14.EGG; the very best recipes inspired by the simple egg (Weidenfeld & Nicholson, 2015, 208 pages, ISBN 978-0-297-87160-6, $30 CAN hard covers) is by Blanche Vaughan, a London chef (River Cafe, St. John) and food writer (In One Pot). She's written a basic but upscale egg book, emphasizing the taste of the egg. She's got the obvious perfectly poached, scrambled, and fried eggs. But there are also some souffles, tarts, and omelettes, curds, and puddings. British classics are, of course, emphasized, such as the steamed pudding or the Arnold Bennett, and new ones like zucchini fritters and fonduta sauce. It is all arranged by course (breakfast, lunch, tea, supper) or type (puddings, sauces, drinks). With its good photography and ribbon bookmark, this can be a nifty gift book.

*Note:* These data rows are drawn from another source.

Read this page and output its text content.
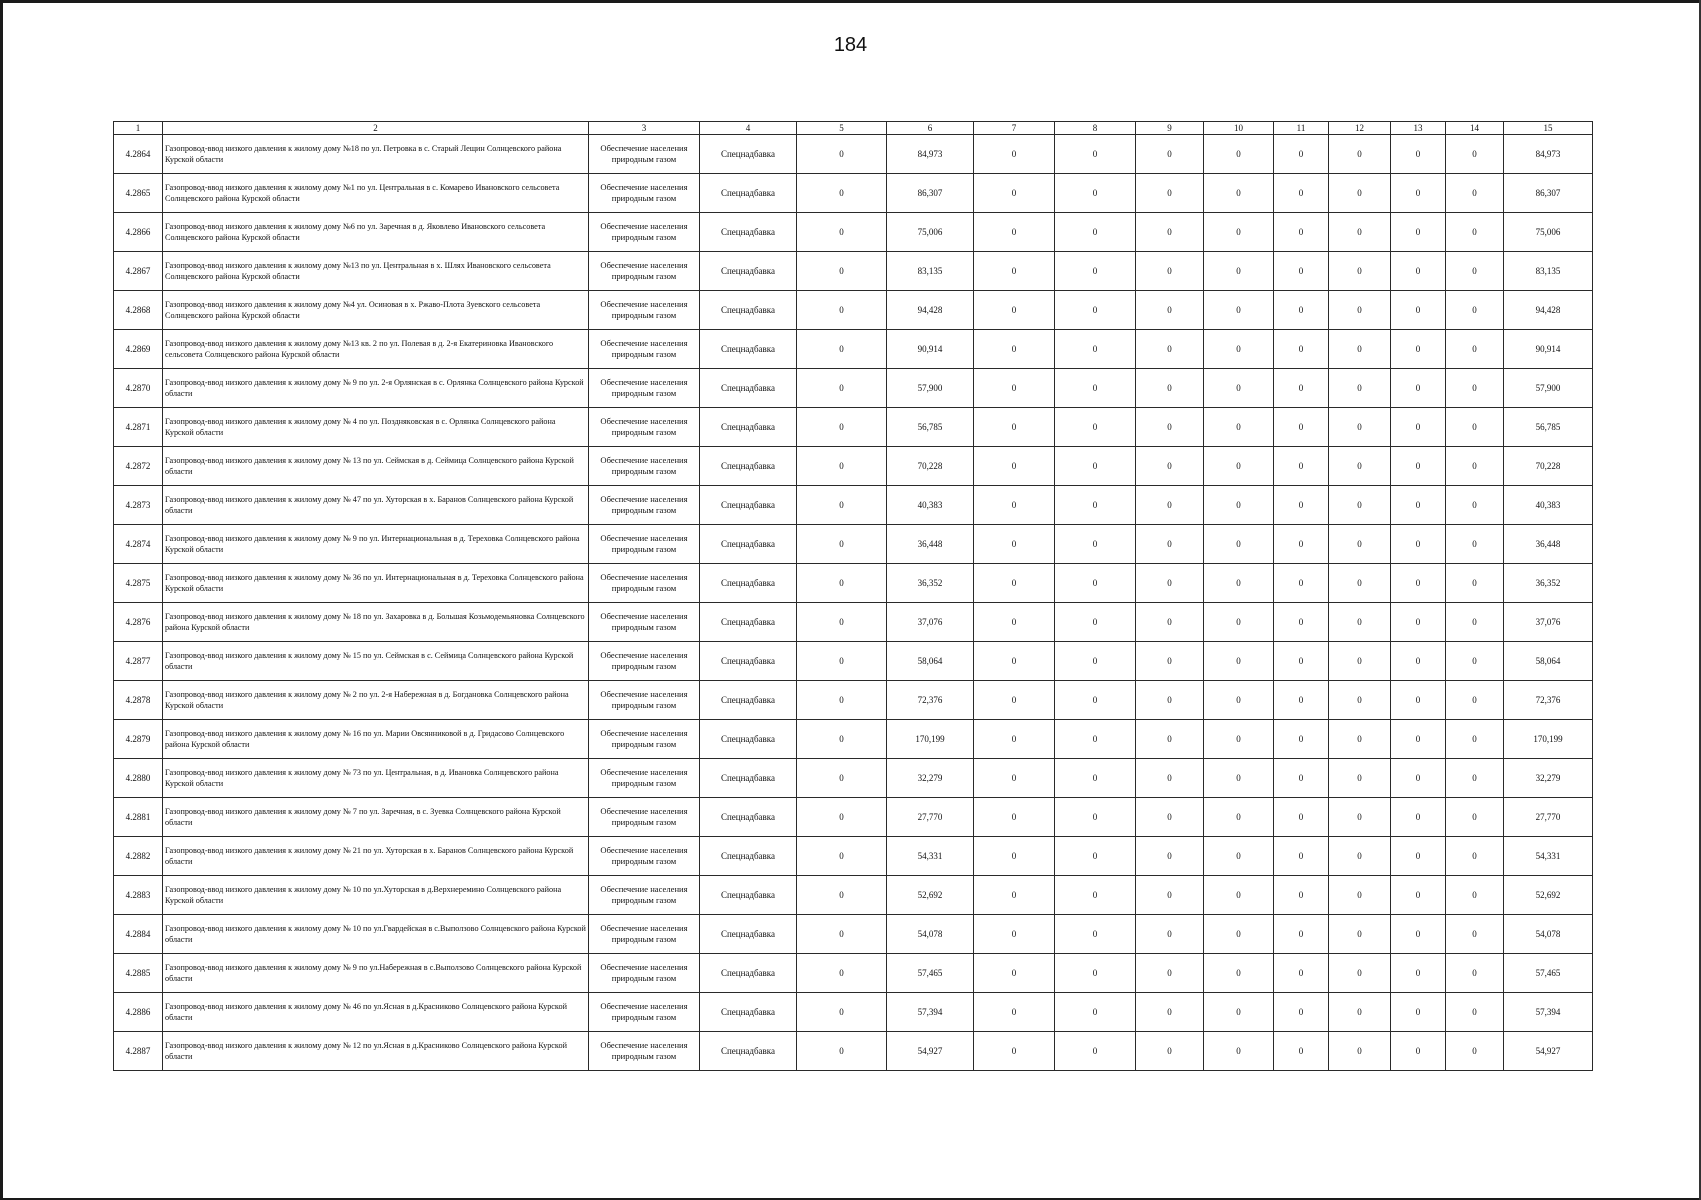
184
1	2	3	4	5	6	7	8	9	10	11	12	13	14	15
4.2864	Газопровод-ввод низкого давления к жилому дому №18 по ул. Петровка в с. Старый Лещин Солнцевского района Курской области	Обеспечение населения природным газом	Спецнадбавка	0	84,973	0	0	0	0	0	0	0	0	84,973
4.2865	Газопровод-ввод низкого давления к жилому дому №1 по ул. Центральная в с. Комарево Ивановского сельсовета Солнцевского района Курской области	Обеспечение населения природным газом	Спецнадбавка	0	86,307	0	0	0	0	0	0	0	0	86,307
4.2866	Газопровод-ввод низкого давления к жилому дому №6 по ул. Заречная в д. Яковлево Ивановского сельсовета Солнцевского района Курской области	Обеспечение населения природным газом	Спецнадбавка	0	75,006	0	0	0	0	0	0	0	0	75,006
4.2867	Газопровод-ввод низкого давления к жилому дому №13 по ул. Центральная в х. Шлях Ивановского сельсовета Солнцевского района Курской области	Обеспечение населения природным газом	Спецнадбавка	0	83,135	0	0	0	0	0	0	0	0	83,135
4.2868	Газопровод-ввод низкого давления к жилому дому №4 ул. Осиновая в х. Ржаво-Плота Зуевского сельсовета Солнцевского района Курской области	Обеспечение населения природным газом	Спецнадбавка	0	94,428	0	0	0	0	0	0	0	0	94,428
4.2869	Газопровод-ввод низкого давления к жилому дому №13 кв. 2 по ул. Полевая в д. 2-я Екатериновка Ивановского сельсовета Солнцевского района Курской области	Обеспечение населения природным газом	Спецнадбавка	0	90,914	0	0	0	0	0	0	0	0	90,914
4.2870	Газопровод-ввод низкого давления к жилому дому № 9 по ул. 2-я Орлянская в с. Орлянка Солнцевского района Курской области	Обеспечение населения природным газом	Спецнадбавка	0	57,900	0	0	0	0	0	0	0	0	57,900
4.2871	Газопровод-ввод низкого давления к жилому дому № 4 по ул. Позднякoвская в с. Орлянка Солнцевского района Курской области	Обеспечение населения природным газом	Спецнадбавка	0	56,785	0	0	0	0	0	0	0	0	56,785
4.2872	Газопровод-ввод низкого давления к жилому дому № 13 по ул. Сеймская в д. Сеймица Солнцевского района Курской области	Обеспечение населения природным газом	Спецнадбавка	0	70,228	0	0	0	0	0	0	0	0	70,228
4.2873	Газопровод-ввод низкого давления к жилому дому № 47 по ул. Хуторская в х. Баранов Солнцевского района Курской области	Обеспечение населения природным газом	Спецнадбавка	0	40,383	0	0	0	0	0	0	0	0	40,383
4.2874	Газопровод-ввод низкого давления к жилому дому № 9 по ул. Интернациональная в д. Тереховка Солнцевского района Курской области	Обеспечение населения природным газом	Спецнадбавка	0	36,448	0	0	0	0	0	0	0	0	36,448
4.2875	Газопровод-ввод низкого давления к жилому дому № 36 по ул. Интернациональная в д. Тереховка Солнцевского района Курской области	Обеспечение населения природным газом	Спецнадбавка	0	36,352	0	0	0	0	0	0	0	0	36,352
4.2876	Газопровод-ввод низкого давления к жилому дому № 18 по ул. Захаровка в д. Большая Козьмодемьяновка Солнцевского района Курской области	Обеспечение населения природным газом	Спецнадбавка	0	37,076	0	0	0	0	0	0	0	0	37,076
4.2877	Газопровод-ввод низкого давления к жилому дому № 15 по ул. Сеймская в с. Сеймица Солнцевского района Курской области	Обеспечение населения природным газом	Спецнадбавка	0	58,064	0	0	0	0	0	0	0	0	58,064
4.2878	Газопровод-ввод низкого давления к жилому дому № 2 по ул. 2-я Набережная в д. Богдановка Солнцевского района Курской области	Обеспечение населения природным газом	Спецнадбавка	0	72,376	0	0	0	0	0	0	0	0	72,376
4.2879	Газопровод-ввод низкого давления к жилому дому № 16 по ул. Марии Овсянниковой в д. Гридасово Солнцевского района Курской области	Обеспечение населения природным газом	Спецнадбавка	0	170,199	0	0	0	0	0	0	0	0	170,199
4.2880	Газопровод-ввод низкого давления к жилому дому № 73 по ул. Центральная, в д. Ивановка Солнцевского района Курской области	Обеспечение населения природным газом	Спецнадбавка	0	32,279	0	0	0	0	0	0	0	0	32,279
4.2881	Газопровод-ввод низкого давления к жилому дому № 7 по ул. Заречная, в с. Зуевка Солнцевского района Курской области	Обеспечение населения природным газом	Спецнадбавка	0	27,770	0	0	0	0	0	0	0	0	27,770
4.2882	Газопровод-ввод низкого давления к жилому дому № 21 по ул. Хуторская в х. Баранов Солнцевского района Курской области	Обеспечение населения природным газом	Спецнадбавка	0	54,331	0	0	0	0	0	0	0	0	54,331
4.2883	Газопровод-ввод низкого давления к жилому дому № 10 по ул.Хуторская в д.Верхнеремино Солнцевского района Курской области	Обеспечение населения природным газом	Спецнадбавка	0	52,692	0	0	0	0	0	0	0	0	52,692
4.2884	Газопровод-ввод низкого давления к жилому дому № 10 по ул.Гвардейская в с.Выползово Солнцевского района Курской области	Обеспечение населения природным газом	Спецнадбавка	0	54,078	0	0	0	0	0	0	0	0	54,078
4.2885	Газопровод-ввод низкого давления к жилому дому № 9 по ул.Набережная в с.Выползово Солнцевского района Курской области	Обеспечение населения природным газом	Спецнадбавка	0	57,465	0	0	0	0	0	0	0	0	57,465
4.2886	Газопровод-ввод низкого давления к жилому дому № 46 по ул.Ясная в д.Красниково Солнцевского района Курской области	Обеспечение населения природным газом	Спецнадбавка	0	57,394	0	0	0	0	0	0	0	0	57,394
4.2887	Газопровод-ввод низкого давления к жилому дому № 12 по ул.Ясная в д.Красниково Солнцевского района Курской области	Обеспечение населения природным газом	Спецнадбавка	0	54,927	0	0	0	0	0	0	0	0	54,927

Preparations have their ingredients listed in mainly metric with some avoirdupois measurements, but there is no table of equivalents. Quality/price rating: 80.
 
 
15.CHARLIE PALMER'S AMERICAN FARE (Grand Central Life & Style, 2015, 254 pages, ISBN 978-1-4555-3099-1, $40 US hard covers) is by an award-winning chef (Aureole in NYC and Las Vegas, Charlie Palmer Steaks in four cities – 14 restaurants in all). He also owns some wine shops and some boutique hotels. Now he's at the cookbook business. Here he has some 100 preps dedicated to "American" food, that he feels any cook can make with ease. There's corn chowder with shrimp, quick and easy pizza, grilled double lamb chops with roasted garlic-carrot mash, guacamole, and rum-scented lobster with orzo. It is arranged by course (soups, salads, lunches, veggies, sides, pasta, grains, meat, birds, fish, snacks, desserts) plus chapters on family faves and backyard dinners. Enough to keep y'all busy, best served over the summer. There is a sources list as well. Preparations have their ingredients listed in avoirdupois measurements, but there is no table of metric equivalents. Quality/price rating: 85.
 
 
 
16.HEALTHY PASTA (Appetite by Random House, 2015, 188 pages, ISBN 978-0-449-01683-1, $29.95 US hard covers) is by Joseph Bastianich, the restaurateur co-owner of Batali and Bastianich Hospitality Group and Tanya Bastianich Manuali, a cookbook author who also oversees the production and expansion of her mother Lidia's food line. The siblings have come up with 100 recipes, all under 500 calories per serving. Of course, it is easy to use and can be gluten-free by simply using GF pasta. The trick here is minimizing fats and increasing fibre (using whole-grains). Each prep has a nifty photo and the number of calories per serving. The typeface is large and readable. You could not go wrong with smoked pork with cabbage and ziti, tuna rotini with puttanesca sauce, or shells with cherry tomatoes and sweet peppers. Preparations have their ingredients listed in avoirdupois measurements, but there is no table of metric equivalents. Quality/price rating: 86.
 
 
 
 
17.STRAIGHT UP TASTY; meals, memories, and mouthfuls from my travels (Clarkson Potter, 2015, 224 pages, ISBN 978-0-385-34448-7, $29.99 US hard covers) is another American cookbook, covering breakfast, lunch, snacks, small plates, dinner, side dishes, condiments, and sweets. Adam Richman has hosted and produced several Travel Channel TV shows. He has also written "America the Edible". Here are 100 family-style preps that reflect his travels. In addition, he has mentions of fave places to eat in the US. The book is appealing to millennials because of its style and layout, reflecting bits and pieces of paper in an eclectic array. Look at the photo from baked gouda, for example. Nice long string of cheese. Good wide-ranging photos. Try corn on the cob, gyro burger, deviled scotch eggs, or roast pork and broccoli rabe dumplings. Preparations have their ingredients listed in avoirdupois measurements, but there is no table of metric equivalents. Quality/price rating: 85.